Finnish Christians are celebrating 25 years of aiding former Soviets interested in moving to Israel to fulfill their dreams, The Times of Israel reported. A flight of immigrants to Israel earlier this month marked the anniversary, and another is scheduled for April.
Howard Flower is the director of aliyah for the International Christian Embassy Jerusalem (ICEJ). He explained that the Finnish Route, as it is known, began operating in 1990, primarily to alleviate the congestion of more typical paths to the south, as roughly one million immigrants made their way to the Jewish homeland.
Based in St.

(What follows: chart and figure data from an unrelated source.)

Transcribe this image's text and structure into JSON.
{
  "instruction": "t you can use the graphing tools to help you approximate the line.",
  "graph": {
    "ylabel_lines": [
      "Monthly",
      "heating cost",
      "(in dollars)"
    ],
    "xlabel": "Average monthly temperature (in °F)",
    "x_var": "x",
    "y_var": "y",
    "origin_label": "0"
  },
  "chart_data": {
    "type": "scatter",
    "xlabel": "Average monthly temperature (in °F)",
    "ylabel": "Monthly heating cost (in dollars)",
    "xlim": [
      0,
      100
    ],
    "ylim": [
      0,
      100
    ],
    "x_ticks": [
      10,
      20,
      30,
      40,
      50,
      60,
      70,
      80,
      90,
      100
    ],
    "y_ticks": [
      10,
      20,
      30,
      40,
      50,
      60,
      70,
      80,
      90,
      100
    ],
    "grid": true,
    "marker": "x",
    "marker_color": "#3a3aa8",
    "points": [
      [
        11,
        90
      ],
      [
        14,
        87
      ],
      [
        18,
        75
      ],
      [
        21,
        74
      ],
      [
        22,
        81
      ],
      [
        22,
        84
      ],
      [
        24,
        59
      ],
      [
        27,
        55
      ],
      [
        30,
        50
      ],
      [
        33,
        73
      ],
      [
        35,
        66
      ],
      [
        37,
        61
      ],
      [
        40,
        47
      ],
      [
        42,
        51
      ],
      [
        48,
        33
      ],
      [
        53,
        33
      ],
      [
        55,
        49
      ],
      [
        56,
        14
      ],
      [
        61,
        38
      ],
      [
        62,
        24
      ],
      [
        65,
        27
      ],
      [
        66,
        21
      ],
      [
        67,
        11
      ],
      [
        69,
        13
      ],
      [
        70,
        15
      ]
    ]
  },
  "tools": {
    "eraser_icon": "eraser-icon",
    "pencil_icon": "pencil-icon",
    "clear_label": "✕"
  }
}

Petersburg, Flower now coordinates the logistics connected to the Finnish Route, along with the volunteers of the Finnish Exodus Committee, or Neliapila.
Approximately 20,000 people have made aliyah, which is the Hebrew term for moving to Israel, via the Finnish Route since the program was started by Ulla Jarvilehto, a Finnish former lawmaker and gynecologist.

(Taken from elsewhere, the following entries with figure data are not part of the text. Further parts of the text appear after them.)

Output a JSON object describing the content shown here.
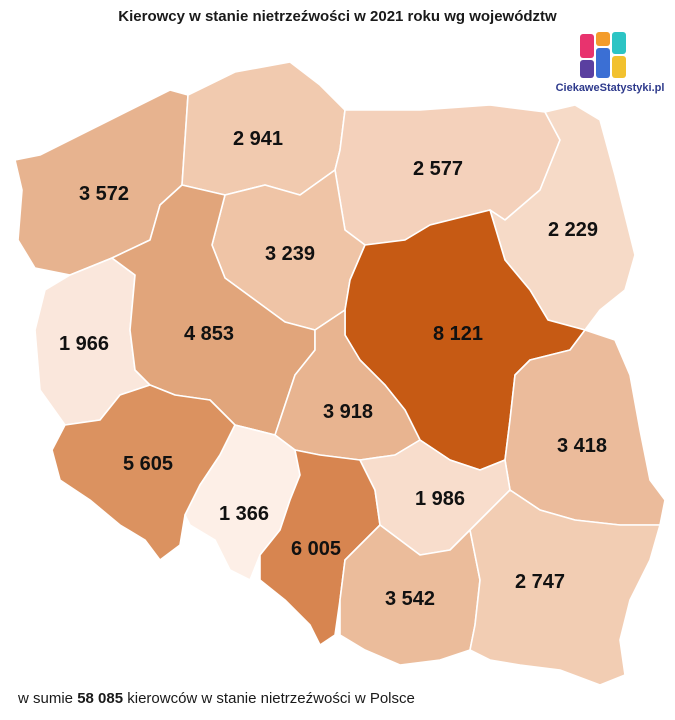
{
  "title": "Kierowcy w stanie nietrzeźwości w 2021 roku wg województw",
  "logo": {
    "text": "CiekaweStatystyki.pl",
    "colors": [
      "#e8336e",
      "#f39c2b",
      "#2cc4c4",
      "#5a3fa0",
      "#3b6fd4",
      "#f2c12e"
    ]
  },
  "regions": [
    {
      "id": "zachodniopomorskie",
      "value": "3 572",
      "color": "#e7b38f"
    },
    {
      "id": "pomorskie",
      "value": "2 941",
      "color": "#f1caaf"
    },
    {
      "id": "warminsko-mazurskie",
      "value": "2 577",
      "color": "#f4d1bb"
    },
    {
      "id": "podlaskie",
      "value": "2 229",
      "color": "#f6dac7"
    },
    {
      "id": "kujawsko-pomorskie",
      "value": "3 239",
      "color": "#efc4a6"
    },
    {
      "id": "lubuskie",
      "value": "1 966",
      "color": "#fae7dc"
    },
    {
      "id": "wielkopolskie",
      "value": "4 853",
      "color": "#e1a57b"
    },
    {
      "id": "mazowieckie",
      "value": "8 121",
      "color": "#c65a14"
    },
    {
      "id": "lodzkie",
      "value": "3 918",
      "color": "#e8b490"
    },
    {
      "id": "lubelskie",
      "value": "3 418",
      "color": "#ebbb9b"
    },
    {
      "id": "dolnoslaskie",
      "value": "5 605",
      "color": "#db9260"
    },
    {
      "id": "opolskie",
      "value": "1 366",
      "color": "#fdefe7"
    },
    {
      "id": "slaskie",
      "value": "6 005",
      "color": "#d78550"
    },
    {
      "id": "swietokrzyskie",
      "value": "1 986",
      "color": "#f8ddcc"
    },
    {
      "id": "malopolskie",
      "value": "3 542",
      "color": "#ebbc9b"
    },
    {
      "id": "podkarpackie",
      "value": "2 747",
      "color": "#f2cdb3"
    }
  ],
  "footer": {
    "prefix": "w sumie ",
    "total": "58 085",
    "suffix": " kierowców w stanie nietrzeźwości w Polsce"
  }
}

Immigrants arrive by bus from neighboring Russia and, after spending a couple days in the homes of Christian volunteers, continue from Finland to Israel through Scandinavian countries.

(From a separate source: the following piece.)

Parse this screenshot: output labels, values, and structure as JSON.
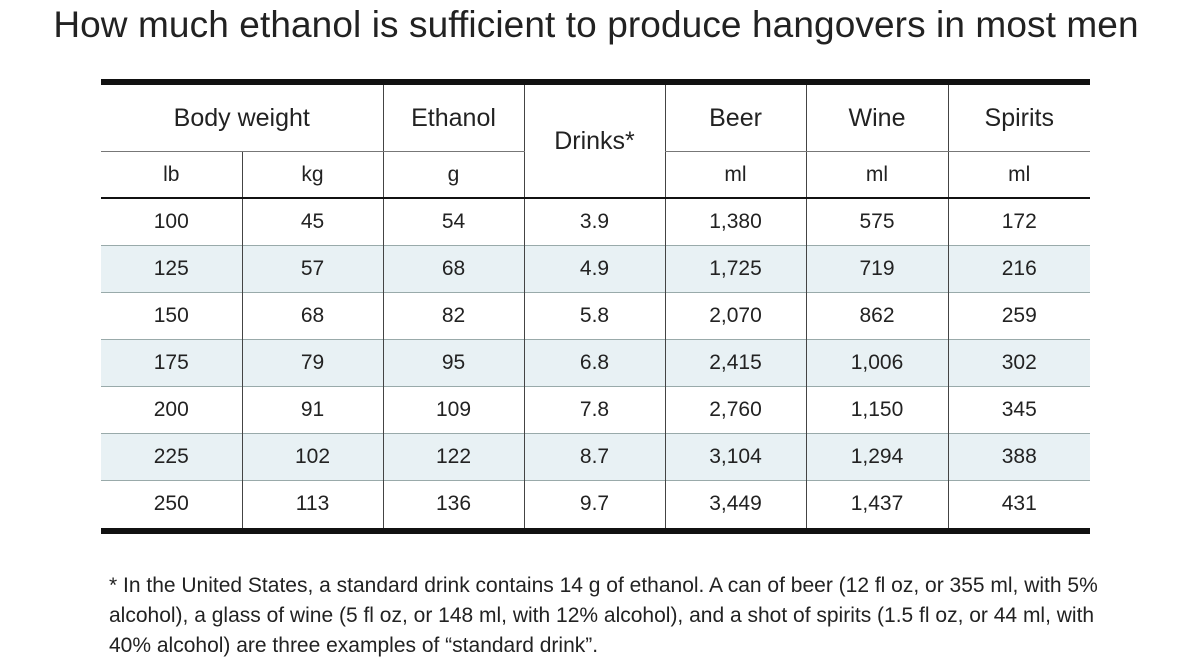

Although the original purpose of the Finnish Route no longer applies, with Russian aliyah rates now at a more manageable 4,000 to 6,000 per year, some 100 still opt for the experience. Flower, who has been involved in the aliyah process since 1989, called the Finnish Route a “soft landing”, because immigrants “can stay in a friendly environment in the beautiful Finnish countryside for a few days before proceeding.”
He added, it “also provides a backup option in case turmoil breaks out in Russia or a nearby country, similar to what happened in Ukraine.”